Dans ma réponse, après avoir cité Hillairet sur les transformations subies par
la ci-devant église Sainte-Geneviève, je suggérai à cet autre lecteur d’imaginer
quelle lumière il eût encore pu y entrer si…
(Parenthèse :
pardon, chers lecteurs ; j’espère ne pas vous avoir égarés dans ces
méandres intertextuels – ou hypertextuels ? Mais reprenons.)
Ma réponse provoqua celle
de l’auteur du blogue (Patrice de Plunkett, en l’occurrence), qui me fit
sourire : « La lumière ou les Lumières, il faut choisir... »
Vous
prendrez bien un peu de symbolique ?
Effleurons ce que ce
trait d’esprit, que j’ai fort goûté, peut avoir de sérieux et, pourquoi pas, de
symbolique.
La lumière, à travers les
vitraux d’une église, vient du dehors : du jour, lequel, pour un croyant,
fait partie de la Création ; elle nous est donnée. Certes,
m’objectera-t-on, mais quid des cierges et des veilleuses ? Eh
bien, ce sont des signes et non des luminaires : signes des prières des
fidèles pour les cierges, et de la présence réelle du Christ dans le tabernacle
pour la veilleuse. Cela est bien, m’objectera-t-on, mais il faut bien éclairer
les églises la nuit, s’il y est célébré quelque office… Je ne le nie pas, mais
cela peut être vu comme l’acceptation de ce que la nuit survient à son heure et
que nous sommes exposés au rythme des nuits et des jours, rythme qui fait lui
aussi partie de la Création.
Dans le Panthéon muré ou
aveuglé, en revanche, la lumière du jour, donnée aux hommes de même que
le rythme des jours et des nuits, est refusée. Quelle que soit l’heure,
quelle que soit la saison, il faudra en permanence des luminaires :
pauvres Lumières qui ne viennent que d’hommes se croyant affranchis des
contraintes naturelles. Triste simulacre que celui de ce Panthéon[iv] où
les hommes s’adorent dans leur pénombre.
Substitution
A propos d’églises
détournées, un dignitaire musulman français a proposé il y a quelques jours
d’utiliser les nombreuses églises vides de notre pays pour en faire des
mosquées. Cela me choque, évidemment, comme bien des Français[v]. Mais
il faudrait peut-être, si nous aimons tant ces églises, leur rendre un peu de
leur vie. Que faites-vous, dimanche prochain ? Entrez donc dans une église
qui n’est pas vide et goûtez à la joie[vi]…
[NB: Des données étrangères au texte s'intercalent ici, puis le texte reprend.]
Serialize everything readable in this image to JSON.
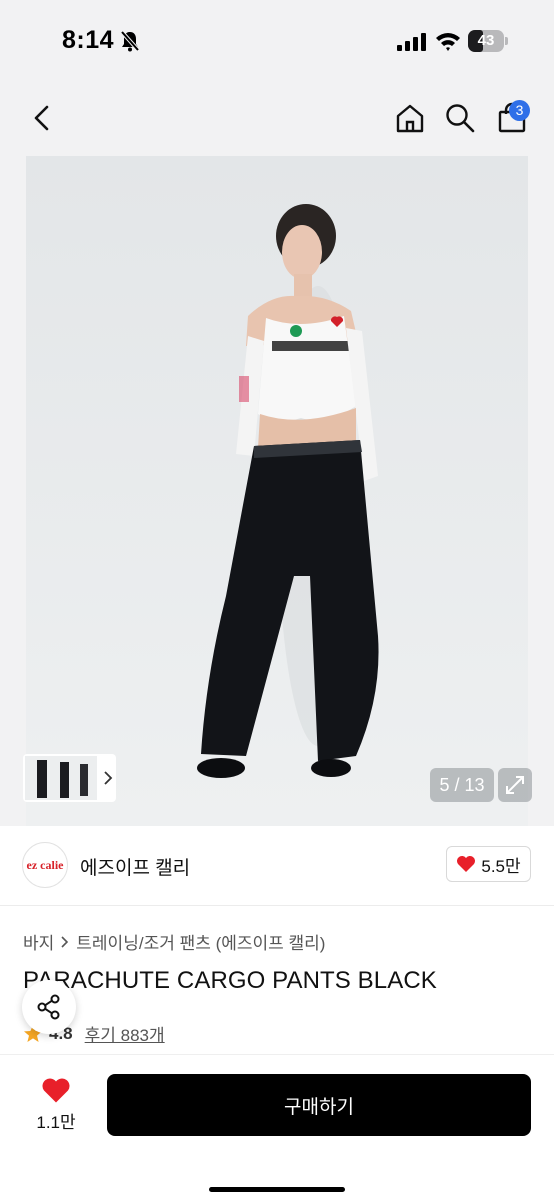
{
  "status_bar": {
    "time": "8:14",
    "battery": "43",
    "battery_level": 0.43,
    "icons": [
      "bell-slash-icon",
      "signal-icon",
      "wifi-icon",
      "battery-icon"
    ]
  },
  "nav": {
    "icons": [
      "back-icon",
      "home-icon",
      "search-icon",
      "bag-icon"
    ],
    "cart_count": "3"
  },
  "gallery": {
    "counter": "5 / 13",
    "icons": [
      "chevron-right-icon",
      "expand-icon"
    ]
  },
  "brand": {
    "logo_text": "ez calie",
    "name": "에즈이프 캘리",
    "likes": "5.5만"
  },
  "product": {
    "breadcrumb": [
      "바지",
      "트레이닝/조거 팬츠 (에즈이프 캘리)"
    ],
    "title": "PARACHUTE CARGO PANTS BLACK",
    "rating": "4.8",
    "reviews": "후기 883개"
  },
  "bottom_bar": {
    "wish_count": "1.1만",
    "buy_label": "구매하기"
  },
  "colors": {
    "accent_blue": "#2f6fe8",
    "heart_red": "#e8202a",
    "star_orange": "#f5a623",
    "buy_button": "#000000"
  }
}
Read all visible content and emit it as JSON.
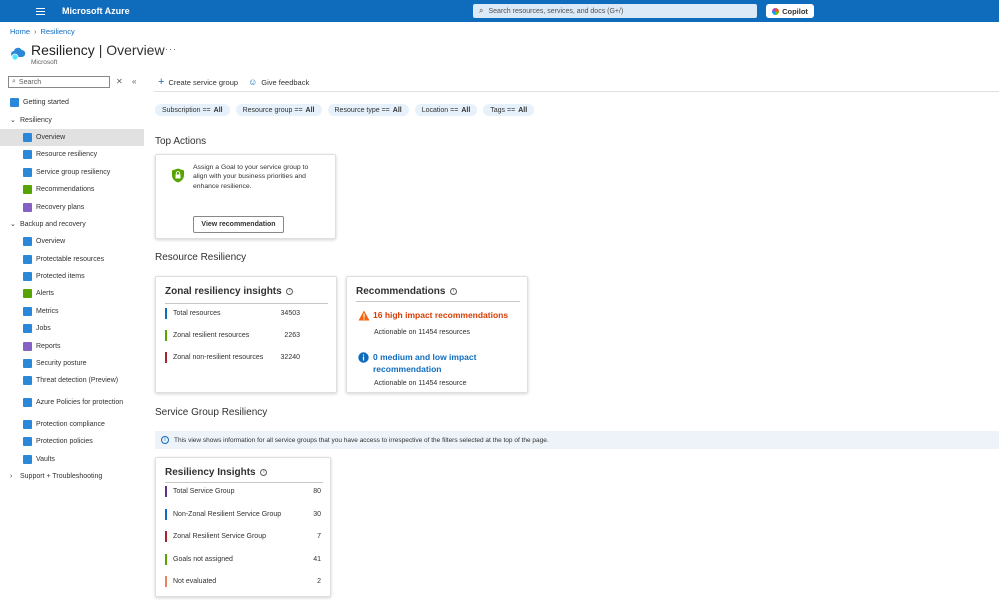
{
  "header": {
    "brand": "Microsoft Azure",
    "search_placeholder": "Search resources, services, and docs (G+/)",
    "copilot_label": "Copilot"
  },
  "breadcrumb": [
    "Home",
    "Resiliency"
  ],
  "page": {
    "title": "Resiliency",
    "title_suffix": "| Overview",
    "subtitle": "Microsoft",
    "more": "···"
  },
  "sidebar": {
    "search_placeholder": "Search",
    "items": [
      {
        "label": "Getting started",
        "level": 0,
        "icon": "rocket-icon",
        "color": "#2b88d8"
      },
      {
        "label": "Resiliency",
        "level": 0,
        "chevron": "⌄",
        "group": true
      },
      {
        "label": "Overview",
        "level": 1,
        "icon": "cloud-icon",
        "color": "#2b88d8",
        "active": true
      },
      {
        "label": "Resource resiliency",
        "level": 1,
        "icon": "resource-icon",
        "color": "#2b88d8"
      },
      {
        "label": "Service group resiliency",
        "level": 1,
        "icon": "service-group-icon",
        "color": "#2b88d8"
      },
      {
        "label": "Recommendations",
        "level": 1,
        "icon": "recommendations-icon",
        "color": "#57a300"
      },
      {
        "label": "Recovery plans",
        "level": 1,
        "icon": "recovery-plans-icon",
        "color": "#8661c5"
      },
      {
        "label": "Backup and recovery",
        "level": 0,
        "chevron": "⌄",
        "group": true
      },
      {
        "label": "Overview",
        "level": 1,
        "icon": "cloud-icon",
        "color": "#2b88d8"
      },
      {
        "label": "Protectable resources",
        "level": 1,
        "icon": "protectable-icon",
        "color": "#2b88d8"
      },
      {
        "label": "Protected items",
        "level": 1,
        "icon": "protected-items-icon",
        "color": "#2b88d8"
      },
      {
        "label": "Alerts",
        "level": 1,
        "icon": "alerts-icon",
        "color": "#57a300"
      },
      {
        "label": "Metrics",
        "level": 1,
        "icon": "metrics-icon",
        "color": "#2b88d8"
      },
      {
        "label": "Jobs",
        "level": 1,
        "icon": "jobs-icon",
        "color": "#2b88d8"
      },
      {
        "label": "Reports",
        "level": 1,
        "icon": "reports-icon",
        "color": "#8661c5"
      },
      {
        "label": "Security posture",
        "level": 1,
        "icon": "security-icon",
        "color": "#2b88d8"
      },
      {
        "label": "Threat detection (Preview)",
        "level": 1,
        "icon": "threat-icon",
        "color": "#2b88d8"
      },
      {
        "label": "Azure Policies for protection",
        "level": 1,
        "icon": "policy-icon",
        "color": "#2b88d8",
        "tall": true
      },
      {
        "label": "Protection compliance",
        "level": 1,
        "icon": "compliance-icon",
        "color": "#2b88d8"
      },
      {
        "label": "Protection policies",
        "level": 1,
        "icon": "protection-policies-icon",
        "color": "#2b88d8"
      },
      {
        "label": "Vaults",
        "level": 1,
        "icon": "vault-icon",
        "color": "#2b88d8"
      },
      {
        "label": "Support + Troubleshooting",
        "level": 0,
        "chevron": "›",
        "group": true
      }
    ]
  },
  "toolbar": {
    "create_label": "Create service group",
    "feedback_label": "Give feedback"
  },
  "filters": [
    {
      "name": "Subscription ==",
      "value": "All"
    },
    {
      "name": "Resource group ==",
      "value": "All"
    },
    {
      "name": "Resource type ==",
      "value": "All"
    },
    {
      "name": "Location ==",
      "value": "All"
    },
    {
      "name": "Tags ==",
      "value": "All"
    }
  ],
  "top_actions": {
    "title": "Top Actions",
    "text": "Assign a Goal to your service group to align with your business priorities and enhance resilience.",
    "button": "View recommendation"
  },
  "resource_resiliency": {
    "title": "Resource Resiliency",
    "zonal": {
      "title": "Zonal resiliency insights",
      "rows": [
        {
          "label": "Total resources",
          "value": "34503",
          "color": "#0f6cbd"
        },
        {
          "label": "Zonal resilient resources",
          "value": "2263",
          "color": "#57a300"
        },
        {
          "label": "Zonal non-resilient resources",
          "value": "32240",
          "color": "#a4262c"
        }
      ]
    },
    "recommendations": {
      "title": "Recommendations",
      "high": {
        "link": "16 high impact recommendations",
        "sub": "Actionable on 11454 resources",
        "color": "#d83b01"
      },
      "low": {
        "link": "0 medium and low impact recommendation",
        "sub": "Actionable on 11454 resource",
        "color": "#0f6cbd"
      }
    }
  },
  "service_group": {
    "title": "Service Group Resiliency",
    "banner": "This view shows information for all service groups that you have access to irrespective of the filters selected at the top of the page.",
    "insights": {
      "title": "Resiliency Insights",
      "rows": [
        {
          "label": "Total Service Group",
          "value": "80",
          "color": "#5c2e91"
        },
        {
          "label": "Non-Zonal Resilient Service Group",
          "value": "30",
          "color": "#0f6cbd"
        },
        {
          "label": "Zonal Resilient Service Group",
          "value": "7",
          "color": "#a4262c"
        },
        {
          "label": "Goals not assigned",
          "value": "41",
          "color": "#57a300"
        },
        {
          "label": "Not evaluated",
          "value": "2",
          "color": "#e9835e"
        }
      ]
    }
  }
}
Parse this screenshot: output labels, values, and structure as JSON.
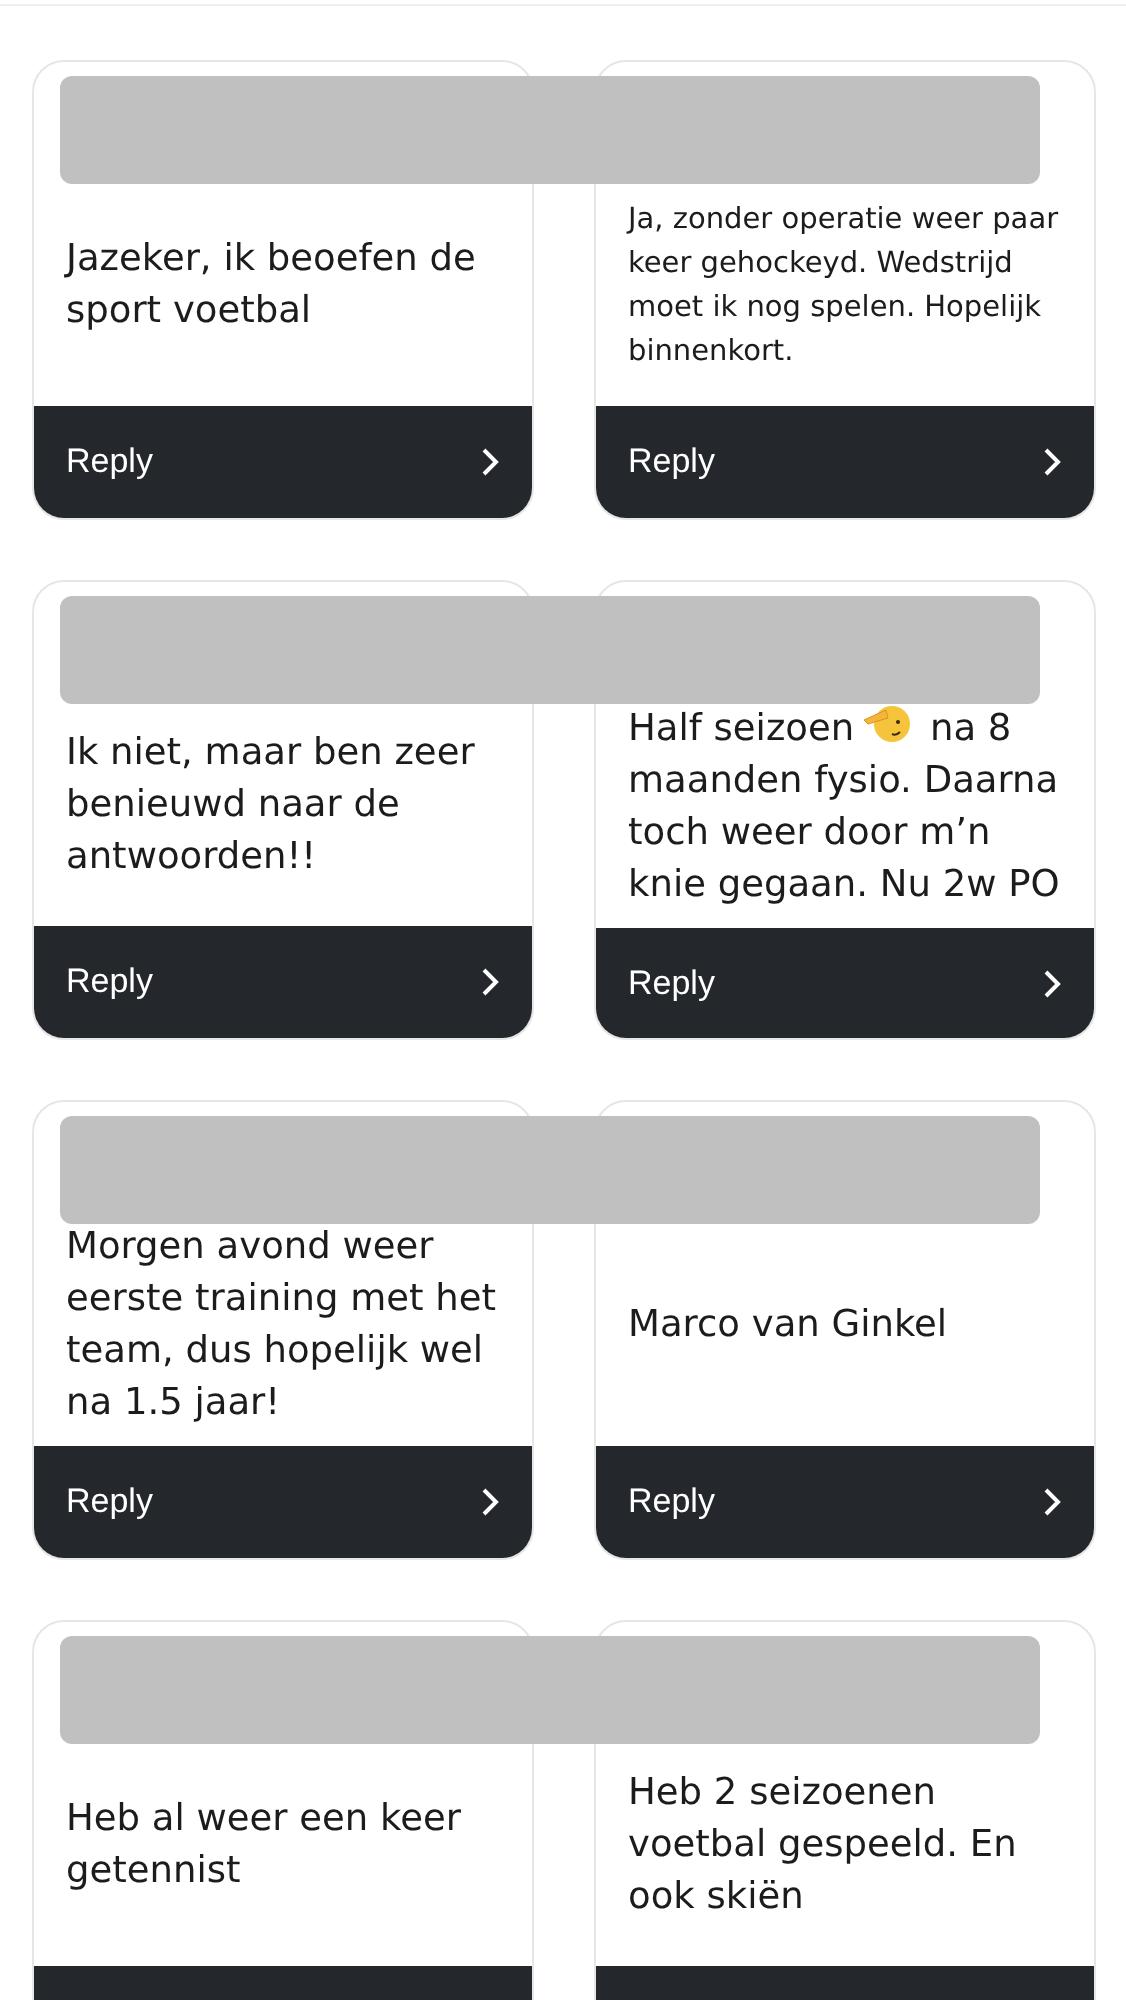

[i] Je n’ai pas écouté les
détails de ce discours. Pour être honnête, je considère désormais la vie trop
courte pour lire ou écouter les discours des politiciens.
[ii] Geneviève de Gaulle,
Germaine Tillion, Pierre Brossolette.
[iii] On les distingue en
effet, particulièrement sous une lumière oblique, un soir de printemps, par
exemple.
[iv] Et non un Panhagion – un hellénisant de passage
pourrait-il m’indiquer si ce mot est possible ? – où l’on pourrait méditer
sur les vertus de quelques compatriotes remarquables.
[v] Pour des raisons fort bien
exposées par d’autres, comme ici, par exemple.
[vi] A ce sujet, voir ici chez
Koztoukours.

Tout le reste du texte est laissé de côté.